No. In this case it allows cheap, (mostly) unsynchronized deallocation. Otherwise you'll have to synchronize object deletion. Not only can that be tricky to get right (use-after-free hazard), but the required synchronization consumes a lot of CPU cycles. Ask any C++ programmer.

With (limited) GC, you only need to trace reachability to free the objects, avoiding almost all of the expensive synchronization operations.

You don't even need to use GC in general case, just for the data structures.

AboutTheWhisles · on Jan 30, 2019

> No. In this case it allows cheap, (mostly) unsynchronized deallocation.

There isn't anything about garbage collection that enables something that couldn't be done before. If a lock free data structure is holding other non-trivial data structures that have no notion of concurrency, you are already in a position where you have to take what you can get.

> synchronization consumes a lot of CPU cycles. Ask any C++ programmer.

I've done a large amount of lock free programming in C++ and the best scenario is lock free data structure that takes responsibility for all the data stored in it and isn't just a container of pointers is the best approach to control the amount and types of synchronization. Atomic reference counting with the last reading thread responsible for deletion is just fine as an approach.

Ultimately, having granular but heap allocated data structures in a 'lock free' container needs to come with proper expectations, since it is a poor way to scale concurrency. Granular synchronization can be fine if typical usage isn't going to see much overlap or if the whole thing won't see much use in the first place, but for concurrency to scale, larger chunks of data separated out by their dependencies needs to be used.

vardump · on Jan 30, 2019

> There isn't anything about garbage collection that enables something that couldn't be done before. ...

True, there's always another way. But you can say same about almost any subject. In my experience about lock-free (and wait-free) programming, safe and high performance deallocation of the objects is often a problem. (Especially in kernel mode when context switching is not an option.)

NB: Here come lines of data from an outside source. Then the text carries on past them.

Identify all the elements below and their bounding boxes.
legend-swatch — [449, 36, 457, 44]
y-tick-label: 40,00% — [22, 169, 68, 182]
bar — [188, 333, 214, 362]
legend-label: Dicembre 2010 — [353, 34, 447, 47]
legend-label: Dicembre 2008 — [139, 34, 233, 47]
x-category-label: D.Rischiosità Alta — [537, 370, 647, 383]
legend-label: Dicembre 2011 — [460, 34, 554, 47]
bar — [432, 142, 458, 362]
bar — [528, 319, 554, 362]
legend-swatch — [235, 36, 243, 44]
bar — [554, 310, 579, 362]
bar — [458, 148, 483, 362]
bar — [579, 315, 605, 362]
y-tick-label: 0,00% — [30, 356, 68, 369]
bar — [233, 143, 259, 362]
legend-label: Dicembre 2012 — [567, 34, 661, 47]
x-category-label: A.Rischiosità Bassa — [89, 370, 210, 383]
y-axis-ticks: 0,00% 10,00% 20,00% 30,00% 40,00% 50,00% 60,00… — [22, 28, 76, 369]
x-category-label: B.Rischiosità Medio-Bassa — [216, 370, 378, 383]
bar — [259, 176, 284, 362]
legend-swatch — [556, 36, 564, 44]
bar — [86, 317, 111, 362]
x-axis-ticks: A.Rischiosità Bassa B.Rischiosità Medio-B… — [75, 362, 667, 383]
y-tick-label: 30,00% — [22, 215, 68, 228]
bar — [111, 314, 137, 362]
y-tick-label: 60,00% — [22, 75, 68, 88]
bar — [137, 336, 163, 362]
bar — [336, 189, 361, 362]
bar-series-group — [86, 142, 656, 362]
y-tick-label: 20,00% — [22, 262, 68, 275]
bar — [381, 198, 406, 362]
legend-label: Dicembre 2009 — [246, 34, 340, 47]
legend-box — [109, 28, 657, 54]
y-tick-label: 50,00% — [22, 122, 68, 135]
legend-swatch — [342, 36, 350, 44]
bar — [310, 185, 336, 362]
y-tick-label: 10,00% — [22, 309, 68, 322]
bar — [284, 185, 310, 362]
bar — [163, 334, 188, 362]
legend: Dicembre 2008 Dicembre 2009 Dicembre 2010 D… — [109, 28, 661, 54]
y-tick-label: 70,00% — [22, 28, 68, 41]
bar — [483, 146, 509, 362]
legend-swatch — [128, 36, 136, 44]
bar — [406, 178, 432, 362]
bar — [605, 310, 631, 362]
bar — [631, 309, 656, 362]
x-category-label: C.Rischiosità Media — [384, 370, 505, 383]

Whenever high performance is required and it's possible to avoid atomics (CAS, FAA, LL/SC, etc.), (false) cache line sharing or even memory operations altogether, I'll take it. Not to mention CAS (or equivalent) loops and mutexes...

AboutTheWhisles · on Jan 30, 2019

> True, there's always another way. But you can say same about almost any subject.

This thread was started because the article focuses on lock free programming with garbage collection when garbage collection is not any sort of fundamental factor in lock free programming.

> In my experience about lock-free (and wait-free) programming, safe and high performance deallocation of the objects is often a problem.

Concurrency bottlenecks are fundamentally about synchronization. The solution is frequently to synchronize less and that means doing more in between synchronizing. This implies allocating and deallocating more at one time.